Les vastes marchés couverts de Symtrie attirent également érudits, alchimistes et cartographes, faisant de la cité un important centre intellectuel et scientifique. De nombreuses innovations commerciales et maritimes impériales trouvent leur origine dans les académies et ateliers de la capitale.
Infrastructure
Symtrie est le principal point de convergence de La route dorée et des grandes voies maritimes impériales. Un immense réseau de routes pavées, ponts de pierre, canaux et quais relie les différents quartiers de la cité et permet le déplacement constant des marchandises et des foules.
Les docks de Symtrie s’étendent sur plusieurs kilomètres de côtes et comprennent des ports spécialisés réservés au commerce, à la marine impériale, aux pêcheurs ou aux navires étrangers. D’immenses entrepôts de pierre dominent les quais, tandis que des grues et rampes permettent de déplacer rapidement cargaisons et matériaux entre les collines et le port.

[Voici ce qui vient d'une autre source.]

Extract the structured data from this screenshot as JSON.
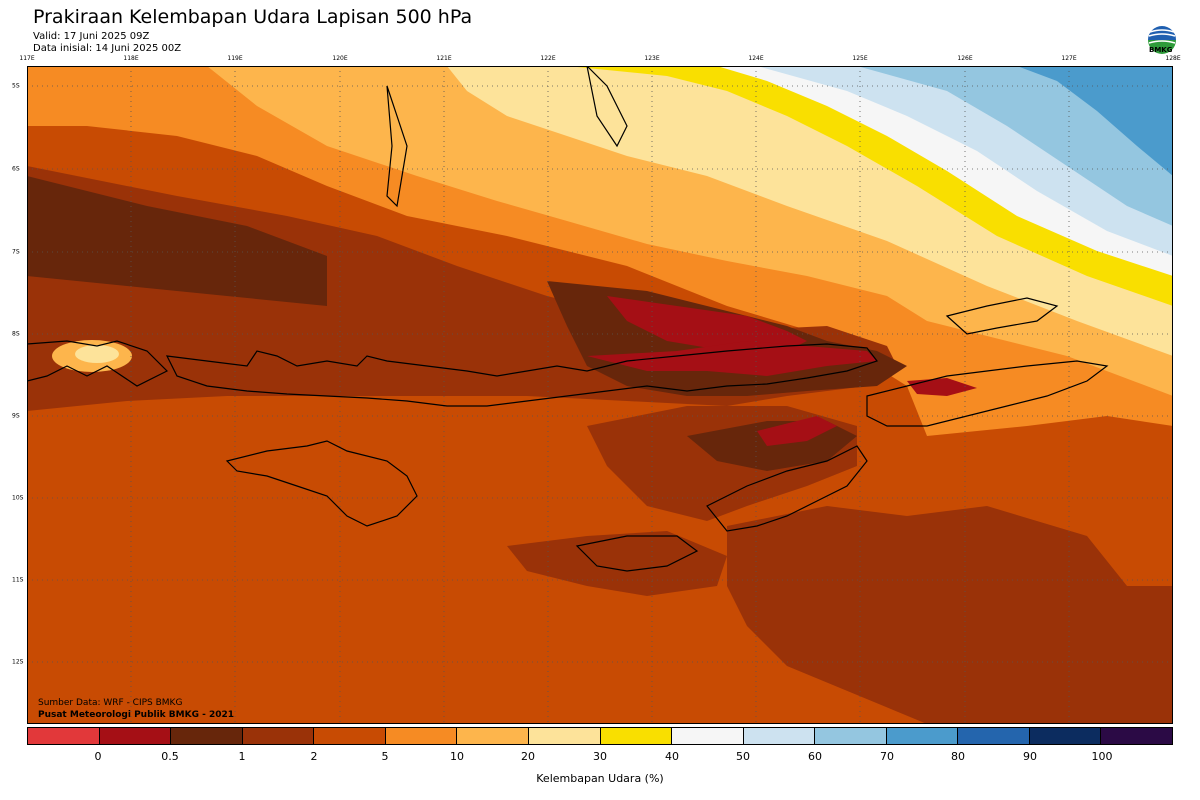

Des aqueducs alimentent les fontaines et bains publics de la cité, bien que les quartiers pauvres souffrent régulièrement de pénuries et d’épidémies. Les relais de messagers impériaux, les phares côtiers et les tours de signalisation assurent quant à eux une communication rapide entre Symtrie, ses forteresses et les provinces voisines.
Architecture
Dominée par ses murailles claires, ses toits de tuiles pâles et les innombrables bannières frappées du phénix noir impérial, Symtrie s’étend en terrasse entre et autour de cinq collines, affectueusement surnommées, les perchoirs. Ses larges avenues pavées, ses places marchandes bondées et ses immenses docks témoignent de siècles de prospérité alimentés par la Route Dorée et les routes maritimes.
Cathédrales, monuments, palais et grand halls s'élèvent au-dessus des remparts, visibles loin à l'horizon. La diversité ethnique de Symtrie en fait une cité profondément cosmopolite. Il n’est pas rare d’y entendre plusieurs langues dans une même rue ou d’y voir des quartiers entiers adopter des styles architecturaux étrangers.